I do not believe that this is really a partisan issue. The government could say that we had problems in the 1990s and that the Liberals have nothing to say about that. But we have to admit that during recessions and periods of government cutbacks, the government has the complex task of ensuring that inequality does not get worse. Quite frankly, this government does not want to take on that responsibility. It does not want to deal with this problem and even denies that there is a problem.
However, there is no doubt that it is a problem because we see that well-paid jobs continue to disappear and are being replaced by jobs that are lower paying, short-term and part-time, and do not have the same benefits.
Mr. Speaker, this is my first opportunity to congratulate you on your elevation as the Deputy Speaker of the House. You and I both remember the days in Windsor when we saw the transformation of an economy, which had powerful trade unions, which had good well-paying jobs, which performed important work in manufacturing, where members had pensions that they were assured would be there for them when they retired. Yes, frankly, they were good times. People were well off, people were able to buy cottages and take care of their kids. Those years are definitely not with us any more.
We are now in a time when workers are being asked to take further cuts and further drops in benefits, when a defined benefit is becoming very much the exception rather than the case, where we understand that there are greater and greater inequalities in how we are able to face life together.

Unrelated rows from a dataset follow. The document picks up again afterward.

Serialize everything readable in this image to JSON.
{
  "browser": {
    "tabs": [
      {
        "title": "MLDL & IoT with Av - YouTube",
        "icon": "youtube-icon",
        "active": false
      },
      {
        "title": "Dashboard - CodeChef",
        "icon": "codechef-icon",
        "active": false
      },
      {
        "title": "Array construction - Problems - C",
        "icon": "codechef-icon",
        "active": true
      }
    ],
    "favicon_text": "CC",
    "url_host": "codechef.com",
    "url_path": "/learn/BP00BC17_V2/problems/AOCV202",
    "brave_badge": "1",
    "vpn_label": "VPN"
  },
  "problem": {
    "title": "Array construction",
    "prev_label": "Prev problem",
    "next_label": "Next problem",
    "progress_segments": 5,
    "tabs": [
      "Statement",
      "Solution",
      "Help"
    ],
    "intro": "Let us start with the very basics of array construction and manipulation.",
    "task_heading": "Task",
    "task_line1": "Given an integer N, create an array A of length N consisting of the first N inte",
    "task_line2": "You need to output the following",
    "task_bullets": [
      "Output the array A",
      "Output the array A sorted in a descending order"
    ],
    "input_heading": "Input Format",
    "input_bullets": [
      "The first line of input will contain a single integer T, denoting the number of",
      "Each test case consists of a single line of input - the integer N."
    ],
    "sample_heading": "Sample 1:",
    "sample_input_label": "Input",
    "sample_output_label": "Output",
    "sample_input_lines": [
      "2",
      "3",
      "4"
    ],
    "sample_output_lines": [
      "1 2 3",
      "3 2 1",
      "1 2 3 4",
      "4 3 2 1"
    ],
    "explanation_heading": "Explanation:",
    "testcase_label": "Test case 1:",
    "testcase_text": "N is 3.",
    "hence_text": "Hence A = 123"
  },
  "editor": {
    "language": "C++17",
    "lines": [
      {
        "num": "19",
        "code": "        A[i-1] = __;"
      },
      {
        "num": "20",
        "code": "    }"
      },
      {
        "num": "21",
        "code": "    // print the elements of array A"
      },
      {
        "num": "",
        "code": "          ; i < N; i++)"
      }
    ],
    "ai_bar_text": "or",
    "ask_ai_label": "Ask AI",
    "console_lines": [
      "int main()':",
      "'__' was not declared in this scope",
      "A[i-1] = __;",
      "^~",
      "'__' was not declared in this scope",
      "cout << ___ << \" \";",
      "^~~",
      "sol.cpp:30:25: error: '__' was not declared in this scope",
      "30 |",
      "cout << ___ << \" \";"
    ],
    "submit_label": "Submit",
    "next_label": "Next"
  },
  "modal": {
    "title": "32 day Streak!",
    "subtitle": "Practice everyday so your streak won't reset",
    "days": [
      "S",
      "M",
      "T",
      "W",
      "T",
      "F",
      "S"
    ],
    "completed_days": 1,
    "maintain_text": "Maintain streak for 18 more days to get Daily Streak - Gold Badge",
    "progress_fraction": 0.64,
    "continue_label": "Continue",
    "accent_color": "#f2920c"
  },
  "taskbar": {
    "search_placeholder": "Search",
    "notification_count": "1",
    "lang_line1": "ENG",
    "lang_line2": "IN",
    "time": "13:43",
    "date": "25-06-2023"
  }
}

There are a couple of false routes, as the Governor of the Bank of Canada said. Class warfare is a false exit. Trying to pretend we can stop the world and get off is a false exit. Pretending that we can somehow hold back all the forces of globalization is a false exit. However so is denial, pretending that if we continue to prosper as a country then obviously everyone will be able to share automatically in this prosperity.
President Kennedy said in the 1960s at the very height of the period I was describing, when things seemed to be all in balance, that the rising tide will lift all boats. Now we are in a situation where the rising tide lifts some yachts, some very big boats, but it does not lift a lot of other boats. That means that government policy has to take the steps that are necessary to increase equality, to increase real opportunity and to understand that prosperity, social justice and sustainability are not necessarily enemies, are not necessarily at war with one another, but need to be brought together.
However, in order for that to happen, it will take deliberate, thoughtful, intelligent government policy. Some might say the steps we are proposing today are not radical enough. I would say they are very practical. They involve saying that we want the employment insurance premiums hike to stop at a time when we are in recession, at a time when people are hurting. We are saying that tax credits should be refundable. That is to say that if people have no taxable income, they should still be able to get the credits. We are saying that for students—particularly when we see youth unemployment on the rise the way it is today, up to 15%—it is really unconscionable that the Government of Canada would be making money off the loans we are giving to students in order to allow them to go to college and university.
This is why this is in fact the issue of our time. We cannot assume that prosperity will be fairly shared and we cannot take prosperity itself for granted. We have to avoid the mistakes of the extreme right and the extreme left, and we have to come up with practical proposals that will make a difference to ordinary people and ensure that our prosperity is truly, fairly, deeply and widely shared.